Steve Jobs Dare IPhone

Integrated marketing is dead. Long live the chief customer officer

By Brian Cooper, creative partner

April 19, 2015 | 4 min read

When Steve Jobs launched the iPhone in 2007 he uttered the immortal words, “this changes everything”. While this made for good marketing speak (and it was a truly revolutionary product), Dare’s creative partner Brian Cooper wonders whether Jobs really knew how much it would change, and whether he knew it would change marketing itself.

Did the iPhone kill integrated?

For many years marketing remained constant: a company built a product or service, marketing came up with a way to sell it, their agencies pushed a message down a set of channels. For some time this set of channels was pretty limited, and the basic structure of marketing campaigns changed little. With social media there came a proliferation of channels. To succeed in this marketplace a new strategy was required, and hence the trend for integrated campaigns.

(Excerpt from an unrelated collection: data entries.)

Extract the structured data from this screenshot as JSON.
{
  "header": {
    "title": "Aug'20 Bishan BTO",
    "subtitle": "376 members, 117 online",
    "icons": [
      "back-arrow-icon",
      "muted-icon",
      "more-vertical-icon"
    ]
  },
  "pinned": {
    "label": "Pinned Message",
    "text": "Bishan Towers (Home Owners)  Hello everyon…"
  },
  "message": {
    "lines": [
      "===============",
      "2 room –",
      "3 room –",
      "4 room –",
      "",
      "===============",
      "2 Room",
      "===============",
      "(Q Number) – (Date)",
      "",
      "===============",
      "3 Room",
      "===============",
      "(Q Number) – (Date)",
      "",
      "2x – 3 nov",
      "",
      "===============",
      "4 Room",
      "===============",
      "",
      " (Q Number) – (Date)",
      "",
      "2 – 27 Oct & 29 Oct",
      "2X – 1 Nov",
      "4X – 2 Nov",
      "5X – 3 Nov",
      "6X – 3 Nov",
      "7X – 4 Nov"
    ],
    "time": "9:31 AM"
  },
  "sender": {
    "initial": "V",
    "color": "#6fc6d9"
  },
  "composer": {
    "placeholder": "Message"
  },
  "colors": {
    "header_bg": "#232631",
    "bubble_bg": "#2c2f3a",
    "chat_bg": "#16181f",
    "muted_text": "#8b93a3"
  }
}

The smartphone changed all this for one simple reason. Everything and everyone became connected. The fundamental importance of this shift cannot be overstated. When everyone is connected – and, by 2020, there will be 4bn people online with 4bn smartphones – new startups are able to utilise this to offer a superior customer service.

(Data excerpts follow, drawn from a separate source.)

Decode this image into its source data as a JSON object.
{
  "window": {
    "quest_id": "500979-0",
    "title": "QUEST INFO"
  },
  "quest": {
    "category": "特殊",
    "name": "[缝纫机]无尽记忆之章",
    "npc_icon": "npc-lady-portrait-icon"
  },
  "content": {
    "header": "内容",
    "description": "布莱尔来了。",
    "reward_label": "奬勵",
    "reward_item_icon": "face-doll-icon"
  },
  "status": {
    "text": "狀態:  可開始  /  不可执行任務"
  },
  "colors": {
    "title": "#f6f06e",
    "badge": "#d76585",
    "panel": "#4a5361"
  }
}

Suddenly, the consumer can have what they like, when they like it, where they like it. No longer are we living in a supply led world, dominated by hierarchical companies giving us what they think we want. Today’s consumer lives in a demand led world, where they get to choose, and companies have to deliver.

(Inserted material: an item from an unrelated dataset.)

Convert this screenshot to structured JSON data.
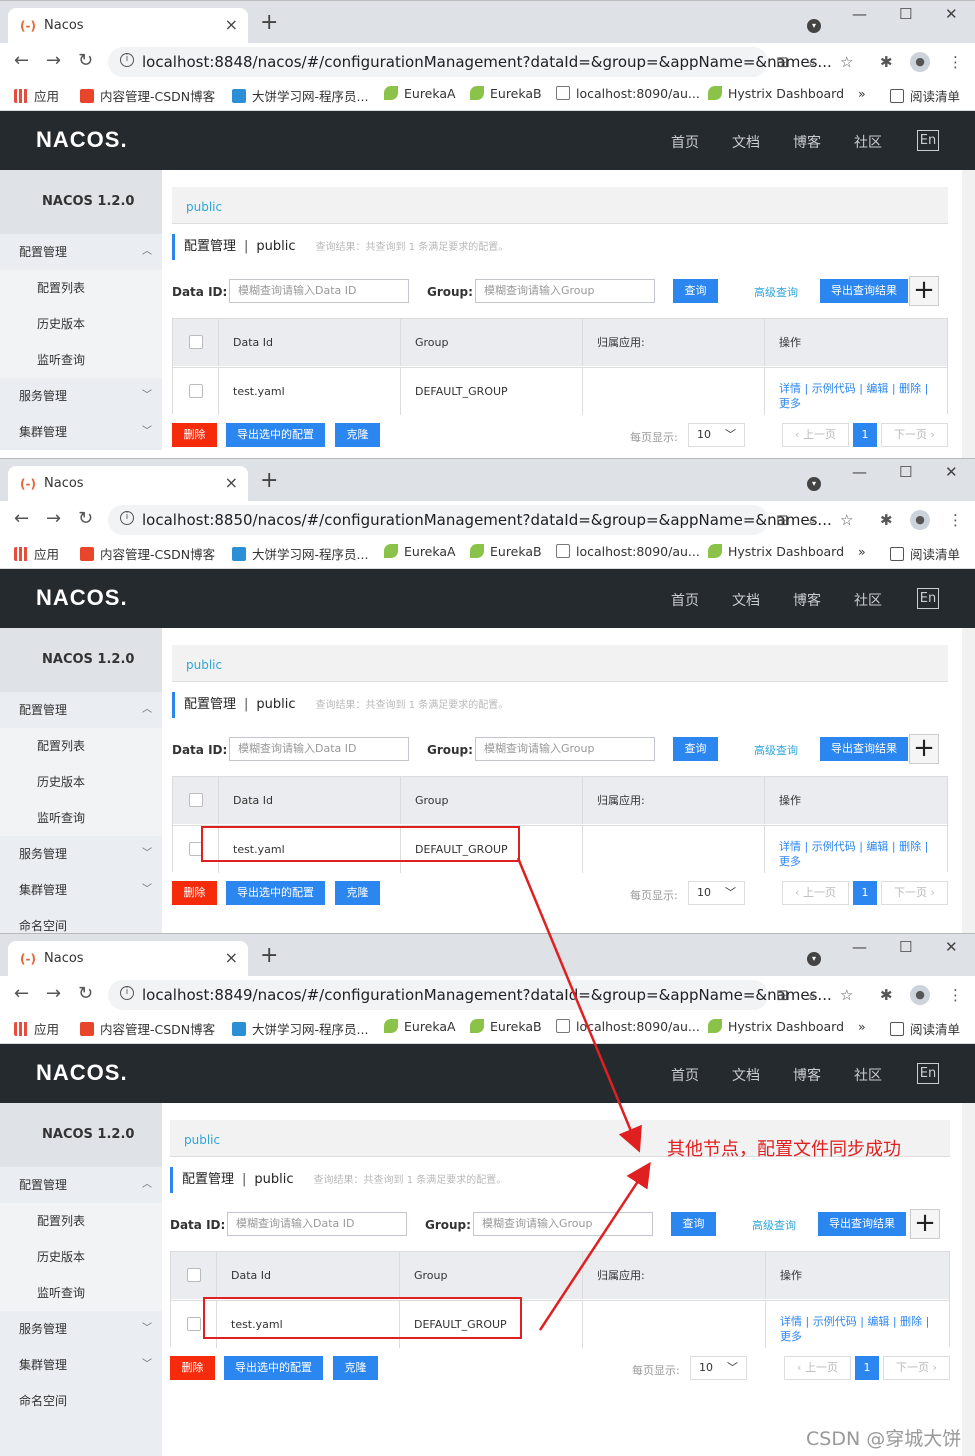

Businesses like Uber, Simple Bank, and Soundcloud all operate on this principle. The digitally connected world, shaped by the smartphone, has massively helped these new businesses disrupt the hierarchical, supply-led production model and integrated approach to marketing.

This creates a huge headache for established businesses. It is no longer commercially viable to take your message to market in the most imaginative and integrated fashion in the hope that the customer is persuaded to buy your product or service. Few will. Not when someone is offering a better one that actively puts the customer in control. Today the customer is in charge, and they’re exceptionally unreasonable.

And so we introduce the chief customer officer. This person is not only equipped with the necessary marketing know-how, they are also a master of the digitally connected customer experience. It is no surprise that those in charge of marketing are now spending more on IT than the chief information officer. Effective marketing in a digitally connected world requires the creation of a seamless customer journey from advertising and PR through to the point of transaction and beyond, into usage, service, feedback and advocacy.

It used to be that integration was the glue that held marketing together, but now that bond is the customer experience. By creating a digitally connected ecosystem, brands not only ensure customer satisfaction, they can also gain a wealth of data that helps refine their future offering. Failure to do all this can only mean one thing: decline and ultimately oblivion. Today the promise has to match the reality of what you are offering, and that offering has to be better than what any Uber-like digital start-up can offer. The customer is king.